Create the following variables.

a = Bits("11110000")
b = Bits("10101010")

For each of the following bytes, give an equivalent expression which uses only a, b, and bit operators. The answers to the first two questions are given.

  1. 01010101

~b

  1. 00000101

~a & ~b

  1. 00000001

  2. 10000000

  3. 01010000

  4. 00001010

  5. 01010000

  6. 10101011

Integer questions

These questions are difficult! Try exploring ideas with Bits in Terminal, a paper and pencil, and a whiteboard. And definitely talk with others.

  1. If a represents a positive integer, and one = Bits(1, length=len(a)), give an expression equivalent to -a, but which does not use negation.

  2. It is extremely easy to double a binary number: just shift all the bits to the left. (a << 1 is twice a.) Explain why this trick works.

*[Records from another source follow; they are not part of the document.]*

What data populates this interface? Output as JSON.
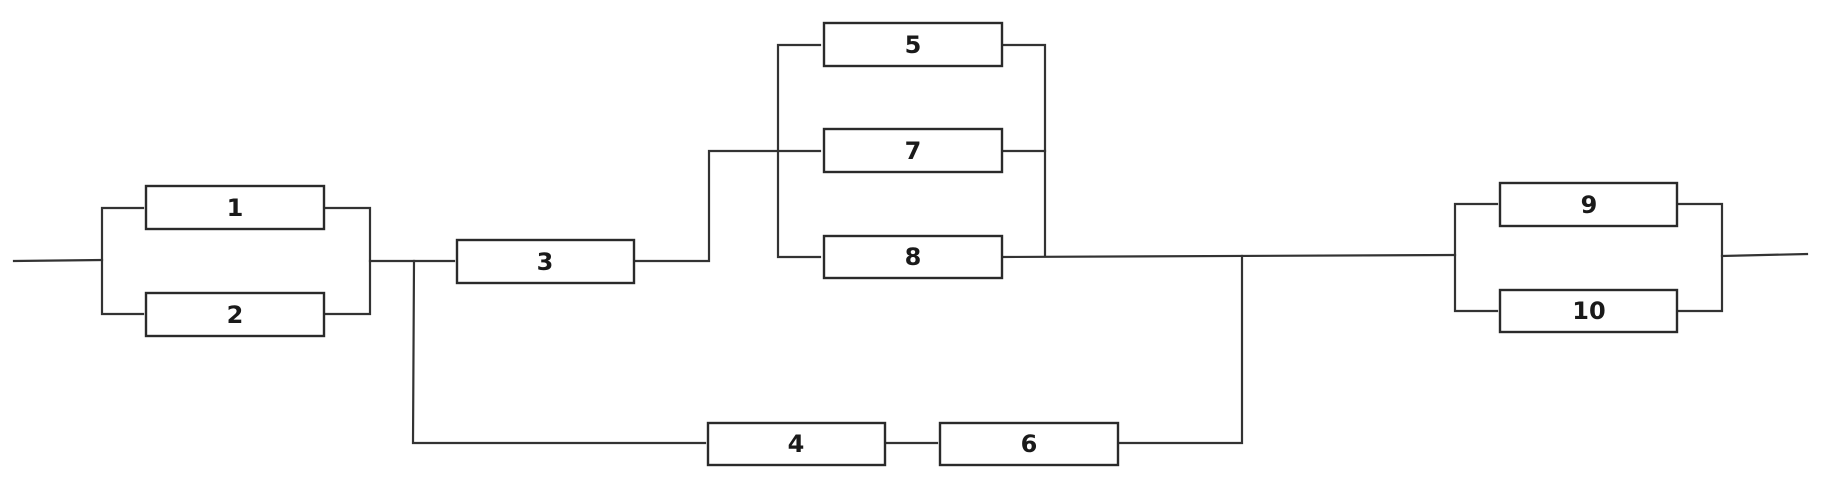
{
  "diagram": {
    "blocks": [
      {
        "id": "b1",
        "label": "1"
      },
      {
        "id": "b2",
        "label": "2"
      },
      {
        "id": "b3",
        "label": "3"
      },
      {
        "id": "b4",
        "label": "4"
      },
      {
        "id": "b5",
        "label": "5"
      },
      {
        "id": "b6",
        "label": "6"
      },
      {
        "id": "b7",
        "label": "7"
      },
      {
        "id": "b8",
        "label": "8"
      },
      {
        "id": "b9",
        "label": "9"
      },
      {
        "id": "b10",
        "label": "10"
      }
    ],
    "connections": [
      {
        "from": "input",
        "to": "b1"
      },
      {
        "from": "input",
        "to": "b2"
      },
      {
        "from": "b1",
        "to": "b3"
      },
      {
        "from": "b2",
        "to": "b3"
      },
      {
        "from": "b1",
        "to": "b4"
      },
      {
        "from": "b2",
        "to": "b4"
      },
      {
        "from": "b3",
        "to": "b5"
      },
      {
        "from": "b3",
        "to": "b7"
      },
      {
        "from": "b3",
        "to": "b8"
      },
      {
        "from": "b4",
        "to": "b6"
      },
      {
        "from": "b5",
        "to": "b9"
      },
      {
        "from": "b7",
        "to": "b9"
      },
      {
        "from": "b8",
        "to": "b9"
      },
      {
        "from": "b6",
        "to": "b9"
      },
      {
        "from": "b5",
        "to": "b10"
      },
      {
        "from": "b7",
        "to": "b10"
      },
      {
        "from": "b8",
        "to": "b10"
      },
      {
        "from": "b6",
        "to": "b10"
      },
      {
        "from": "b9",
        "to": "output"
      },
      {
        "from": "b10",
        "to": "output"
      }
    ]
  }
}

  3. Consider the following:

>>> hundred = Bits(100, 8)
>>> hundred
01100100
>>> (hundred + hundred)
11001000
>>> (hundred + hundred).int
-56

Apparently 100 + 100 = -56. What's going on here?

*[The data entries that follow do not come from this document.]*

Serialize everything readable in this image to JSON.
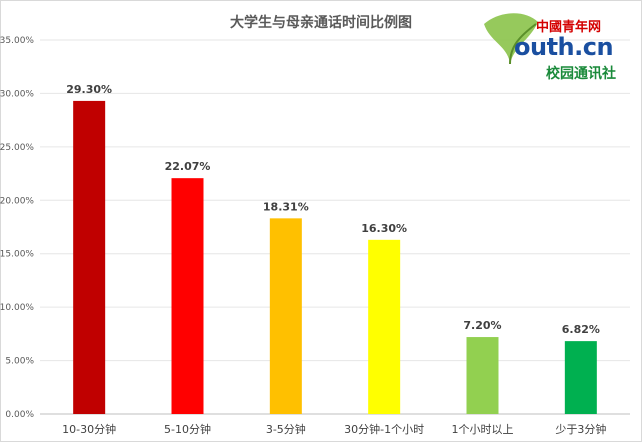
{
  "logo": {
    "top_text": "中國青年网",
    "main_text": "outh.cn",
    "sub_text": "校园通讯社"
  },
  "chart_data": {
    "type": "bar",
    "title": "大学生与母亲通话时间比例图",
    "xlabel": "",
    "ylabel": "",
    "ylim": [
      0,
      35
    ],
    "yticks": [
      "0.00%",
      "5.00%",
      "10.00%",
      "15.00%",
      "20.00%",
      "25.00%",
      "30.00%",
      "35.00%"
    ],
    "grid": true,
    "legend": "none",
    "categories": [
      "10-30分钟",
      "5-10分钟",
      "3-5分钟",
      "30分钟-1个小时",
      "1个小时以上",
      "少于3分钟"
    ],
    "values": [
      29.3,
      22.07,
      18.31,
      16.3,
      7.2,
      6.82
    ],
    "data_labels": [
      "29.30%",
      "22.07%",
      "18.31%",
      "16.30%",
      "7.20%",
      "6.82%"
    ],
    "colors": [
      "#c00000",
      "#ff0000",
      "#ffc000",
      "#ffff00",
      "#92d050",
      "#00b050"
    ]
  }
}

  1. What is the bit representation of negative zero? Explain your answer.

  2. What's the largest integer that can be represented in a single byte? Explain your reasoning.

  3. What's the smallest integer that can be represented in a single byte? Explain your reasoning.

  4. What's the largest integer that can be represented in n bits? Explain your reasoning.

Text questions

  1. Look at the bits for a few different characters using the utf8 encoding. You will notice they have different bit lengths:

    >>> Bits('a', encoding='utf8')
01100001
>>> Bits('ñ', encoding='utf8')
1100001110110001
>>> Bits('♣', encoding='utf8')
111000101001100110100011
>>> Bits('😍', encoding='utf8')
11110000100111111001100010001101

    When it's time to decode a sequence of utf8-encoded bits, the decoder somehow needs to decide when it has read enough bits to decode a character, and when it needs to keep reading. For example, the decoder will produce 'a' after reading 8 bits but after reading the first 8 bits of 'ñ', the decoder realizes it needs to read 8 more bits.

    Make a hypothesis about how this could work.